Amazon on Friday said it complained to Apple about an app called Fakespot, which it claims inaccurately identified fraudulent sellers and fake reviews, leading to the title’s removal from the App Store.
Fakespot bills itself as a data analytics firm that applies artificial intelligence to the task of detecting false reviews and reviewers on a variety of sites including Amazon, TripAdvisor, Walmart and Yelp, according to its website. The goal of the program is to protect consumers from misleading information, the company says.
Amazon, which is facing a growing problem of fake or incentivized reviews, in a statement said Fakespot “provides customers with misleading information about our sellers and their products, harms our sellers’ businesses, and creates potential security risks” when it uses tools that do not adhere to Amazon’s own grading system, reports CNET.
The e-commerce giant said it performed a review of Fakespot ratings and found that the third-party firm’s findings were incorrect 80% of the time, the report said. Amazon also complained that a recent version of the Fakespot app was “wrapping” its website without permission, or allowing users to log in and view Amazon’s storefront with a “secure shopping” overlay, reports The Verge. That unauthorized access, and the fact that Fakespot injects code into its website, could lead to data theft, Amazon contends.
In a statement to The Verge, Amazon said it believes Fakespot violates guideline 5.2.2, a rule dealing with third-party site and service permissions.
Amazon started the takedown process in June by informing Apple of potential App Store violations and the tech giant seemingly booted Fakespot from the App Store on Friday. Apple has not commented on the matter.
Fakespot founder Saoud Khalifah confirmed the takedown in a statement to The Verge, saying Apple alerted him to the removal in a three-line email.

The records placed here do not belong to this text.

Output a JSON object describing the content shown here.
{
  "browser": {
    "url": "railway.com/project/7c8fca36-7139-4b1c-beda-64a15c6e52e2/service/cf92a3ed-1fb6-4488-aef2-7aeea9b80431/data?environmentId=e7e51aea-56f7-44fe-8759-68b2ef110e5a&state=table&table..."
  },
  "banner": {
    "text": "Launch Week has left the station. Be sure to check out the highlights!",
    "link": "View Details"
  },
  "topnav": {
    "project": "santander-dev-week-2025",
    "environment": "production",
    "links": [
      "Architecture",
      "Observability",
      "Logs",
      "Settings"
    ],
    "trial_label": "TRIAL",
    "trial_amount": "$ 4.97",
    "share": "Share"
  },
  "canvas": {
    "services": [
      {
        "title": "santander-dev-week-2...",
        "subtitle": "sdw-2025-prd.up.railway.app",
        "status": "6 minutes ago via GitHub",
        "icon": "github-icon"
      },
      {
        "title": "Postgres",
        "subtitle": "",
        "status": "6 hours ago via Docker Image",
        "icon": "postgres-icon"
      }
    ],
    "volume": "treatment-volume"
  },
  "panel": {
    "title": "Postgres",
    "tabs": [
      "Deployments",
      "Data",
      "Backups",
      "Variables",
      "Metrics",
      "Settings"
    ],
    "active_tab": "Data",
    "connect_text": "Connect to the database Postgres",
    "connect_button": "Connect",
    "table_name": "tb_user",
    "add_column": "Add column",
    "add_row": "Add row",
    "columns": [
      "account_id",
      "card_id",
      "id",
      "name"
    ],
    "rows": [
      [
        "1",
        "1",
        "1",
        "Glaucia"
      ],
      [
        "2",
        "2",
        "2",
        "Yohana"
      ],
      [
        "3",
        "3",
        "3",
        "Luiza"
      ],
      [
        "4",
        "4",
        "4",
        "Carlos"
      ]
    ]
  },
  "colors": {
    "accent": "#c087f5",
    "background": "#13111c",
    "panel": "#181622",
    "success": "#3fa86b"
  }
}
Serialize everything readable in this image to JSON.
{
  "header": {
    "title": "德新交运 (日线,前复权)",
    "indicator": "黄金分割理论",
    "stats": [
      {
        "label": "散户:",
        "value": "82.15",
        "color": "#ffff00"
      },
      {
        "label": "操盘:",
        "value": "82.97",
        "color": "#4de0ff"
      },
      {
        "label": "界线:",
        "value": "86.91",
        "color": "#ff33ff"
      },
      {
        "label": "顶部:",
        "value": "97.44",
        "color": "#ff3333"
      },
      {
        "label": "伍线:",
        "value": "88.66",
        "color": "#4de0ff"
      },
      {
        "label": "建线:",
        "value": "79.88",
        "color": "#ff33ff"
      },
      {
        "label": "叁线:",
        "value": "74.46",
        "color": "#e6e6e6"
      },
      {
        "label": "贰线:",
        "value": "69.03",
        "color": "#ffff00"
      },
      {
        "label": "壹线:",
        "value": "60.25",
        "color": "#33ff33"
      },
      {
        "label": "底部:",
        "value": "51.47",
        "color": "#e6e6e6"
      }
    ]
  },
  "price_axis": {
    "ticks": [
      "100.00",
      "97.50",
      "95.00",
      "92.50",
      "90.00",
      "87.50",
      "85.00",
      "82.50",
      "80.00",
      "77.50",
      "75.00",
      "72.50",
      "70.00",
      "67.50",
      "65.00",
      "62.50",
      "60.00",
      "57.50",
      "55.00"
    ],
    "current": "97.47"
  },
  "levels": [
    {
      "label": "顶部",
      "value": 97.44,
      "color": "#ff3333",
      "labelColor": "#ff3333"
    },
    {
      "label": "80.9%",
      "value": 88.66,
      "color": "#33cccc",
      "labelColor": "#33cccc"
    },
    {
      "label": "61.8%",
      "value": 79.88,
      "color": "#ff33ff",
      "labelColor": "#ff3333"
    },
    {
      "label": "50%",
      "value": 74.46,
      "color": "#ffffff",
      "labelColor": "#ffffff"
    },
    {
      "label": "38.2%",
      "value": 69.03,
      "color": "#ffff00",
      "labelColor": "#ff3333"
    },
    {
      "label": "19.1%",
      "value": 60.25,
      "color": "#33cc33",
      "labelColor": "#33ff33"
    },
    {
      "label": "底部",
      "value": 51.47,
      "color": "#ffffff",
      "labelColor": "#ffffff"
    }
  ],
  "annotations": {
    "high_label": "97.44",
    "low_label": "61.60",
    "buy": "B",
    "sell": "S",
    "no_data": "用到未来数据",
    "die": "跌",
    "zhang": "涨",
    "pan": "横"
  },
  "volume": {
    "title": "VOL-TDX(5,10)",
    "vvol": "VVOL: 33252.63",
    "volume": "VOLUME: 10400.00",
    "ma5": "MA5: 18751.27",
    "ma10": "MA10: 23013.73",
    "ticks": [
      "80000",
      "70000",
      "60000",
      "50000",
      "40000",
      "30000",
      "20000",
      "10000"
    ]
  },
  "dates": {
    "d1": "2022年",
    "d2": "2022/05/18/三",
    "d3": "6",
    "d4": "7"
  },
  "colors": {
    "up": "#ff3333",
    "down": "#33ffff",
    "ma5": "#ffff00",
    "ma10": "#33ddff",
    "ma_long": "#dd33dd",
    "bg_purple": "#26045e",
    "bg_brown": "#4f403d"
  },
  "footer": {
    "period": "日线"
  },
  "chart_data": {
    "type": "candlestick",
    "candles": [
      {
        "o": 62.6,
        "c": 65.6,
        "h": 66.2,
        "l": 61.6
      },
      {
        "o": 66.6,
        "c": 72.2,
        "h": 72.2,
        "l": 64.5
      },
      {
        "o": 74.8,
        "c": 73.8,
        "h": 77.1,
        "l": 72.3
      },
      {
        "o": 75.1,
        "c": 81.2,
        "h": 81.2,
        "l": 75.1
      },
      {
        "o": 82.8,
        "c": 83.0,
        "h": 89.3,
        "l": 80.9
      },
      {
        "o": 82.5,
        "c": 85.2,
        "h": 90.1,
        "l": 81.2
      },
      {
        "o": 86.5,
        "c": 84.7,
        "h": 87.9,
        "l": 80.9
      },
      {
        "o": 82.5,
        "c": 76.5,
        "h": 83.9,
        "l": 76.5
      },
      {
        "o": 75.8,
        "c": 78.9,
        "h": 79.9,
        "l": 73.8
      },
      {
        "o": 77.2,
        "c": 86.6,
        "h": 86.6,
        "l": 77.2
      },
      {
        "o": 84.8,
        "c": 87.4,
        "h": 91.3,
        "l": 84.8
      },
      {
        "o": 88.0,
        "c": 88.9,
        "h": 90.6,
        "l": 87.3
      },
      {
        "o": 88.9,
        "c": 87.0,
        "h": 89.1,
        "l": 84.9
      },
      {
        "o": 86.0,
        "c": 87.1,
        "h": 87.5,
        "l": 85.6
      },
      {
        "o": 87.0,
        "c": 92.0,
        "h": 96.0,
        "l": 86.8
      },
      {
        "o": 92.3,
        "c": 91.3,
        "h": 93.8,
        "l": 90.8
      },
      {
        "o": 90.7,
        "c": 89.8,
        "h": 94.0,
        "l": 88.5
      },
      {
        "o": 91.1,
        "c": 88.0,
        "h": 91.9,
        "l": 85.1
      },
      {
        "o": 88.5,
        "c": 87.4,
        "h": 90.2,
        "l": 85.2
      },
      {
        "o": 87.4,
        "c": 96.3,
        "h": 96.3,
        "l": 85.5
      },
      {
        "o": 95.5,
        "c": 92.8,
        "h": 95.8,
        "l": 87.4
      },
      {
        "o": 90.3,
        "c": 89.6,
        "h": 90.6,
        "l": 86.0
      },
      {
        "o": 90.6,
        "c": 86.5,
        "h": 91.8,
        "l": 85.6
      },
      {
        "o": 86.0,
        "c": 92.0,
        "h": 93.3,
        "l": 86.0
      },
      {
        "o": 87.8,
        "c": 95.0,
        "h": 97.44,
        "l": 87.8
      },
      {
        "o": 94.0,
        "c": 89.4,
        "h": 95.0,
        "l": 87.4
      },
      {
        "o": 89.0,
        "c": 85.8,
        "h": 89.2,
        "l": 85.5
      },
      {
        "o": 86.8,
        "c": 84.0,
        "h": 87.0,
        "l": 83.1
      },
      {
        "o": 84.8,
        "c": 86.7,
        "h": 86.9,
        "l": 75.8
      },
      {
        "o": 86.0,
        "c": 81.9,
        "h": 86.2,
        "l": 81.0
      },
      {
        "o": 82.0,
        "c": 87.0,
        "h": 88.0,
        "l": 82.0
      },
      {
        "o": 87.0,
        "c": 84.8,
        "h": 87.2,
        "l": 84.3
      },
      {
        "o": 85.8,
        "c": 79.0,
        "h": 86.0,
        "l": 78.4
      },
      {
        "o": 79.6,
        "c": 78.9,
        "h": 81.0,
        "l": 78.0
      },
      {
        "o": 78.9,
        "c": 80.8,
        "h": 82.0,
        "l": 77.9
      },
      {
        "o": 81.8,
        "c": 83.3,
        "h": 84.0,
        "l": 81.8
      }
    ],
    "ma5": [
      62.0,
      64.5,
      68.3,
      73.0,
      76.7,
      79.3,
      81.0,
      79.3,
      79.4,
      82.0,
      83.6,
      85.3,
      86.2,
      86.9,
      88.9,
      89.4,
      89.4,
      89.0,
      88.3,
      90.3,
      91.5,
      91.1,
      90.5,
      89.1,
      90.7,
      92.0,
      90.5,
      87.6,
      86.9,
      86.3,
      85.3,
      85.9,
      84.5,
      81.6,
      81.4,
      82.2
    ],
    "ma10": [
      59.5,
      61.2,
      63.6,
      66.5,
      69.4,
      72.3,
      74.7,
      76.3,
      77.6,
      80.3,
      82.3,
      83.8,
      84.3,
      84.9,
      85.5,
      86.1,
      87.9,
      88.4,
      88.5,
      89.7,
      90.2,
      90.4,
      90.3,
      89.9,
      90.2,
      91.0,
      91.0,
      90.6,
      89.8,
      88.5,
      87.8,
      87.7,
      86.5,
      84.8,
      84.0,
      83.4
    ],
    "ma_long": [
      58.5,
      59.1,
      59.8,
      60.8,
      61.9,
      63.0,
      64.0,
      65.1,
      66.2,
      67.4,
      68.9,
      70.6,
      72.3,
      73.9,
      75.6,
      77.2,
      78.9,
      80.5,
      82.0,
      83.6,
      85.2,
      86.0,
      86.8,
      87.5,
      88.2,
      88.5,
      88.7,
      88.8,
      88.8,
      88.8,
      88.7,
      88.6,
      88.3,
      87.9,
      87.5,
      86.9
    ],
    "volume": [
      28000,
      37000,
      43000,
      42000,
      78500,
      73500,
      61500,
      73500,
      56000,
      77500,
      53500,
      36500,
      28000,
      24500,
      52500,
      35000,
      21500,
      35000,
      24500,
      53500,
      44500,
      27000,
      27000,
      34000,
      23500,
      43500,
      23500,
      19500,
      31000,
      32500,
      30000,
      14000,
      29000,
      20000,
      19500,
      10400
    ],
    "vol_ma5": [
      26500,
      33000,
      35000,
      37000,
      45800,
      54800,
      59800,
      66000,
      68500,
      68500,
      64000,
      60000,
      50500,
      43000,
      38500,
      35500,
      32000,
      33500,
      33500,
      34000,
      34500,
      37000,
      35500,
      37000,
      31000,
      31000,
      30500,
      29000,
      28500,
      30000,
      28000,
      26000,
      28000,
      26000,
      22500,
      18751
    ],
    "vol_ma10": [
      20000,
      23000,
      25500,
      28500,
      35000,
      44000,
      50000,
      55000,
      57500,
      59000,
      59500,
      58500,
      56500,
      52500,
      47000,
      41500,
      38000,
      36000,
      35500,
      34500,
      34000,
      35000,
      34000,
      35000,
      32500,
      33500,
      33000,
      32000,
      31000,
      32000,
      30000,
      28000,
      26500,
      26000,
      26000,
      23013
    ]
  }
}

“Apple hasn’t even given us the ability to solve this,” Khalifah said. “We just dedicated months of resources and time and money into this app.”
Fakespot is commonly sited in reports about fraudulent Amazon reviews. That fact was apparently not lost on Amazon, which reportedly attempted to counter the third-party review rating app by purchasing search ads against the “Fakespot” keyword. Khalifah said his app was installed some 150,000 times on iOS.
“Amazon is willing to bully little companies like ours that showcase the cracks in their company,” Khalifah said.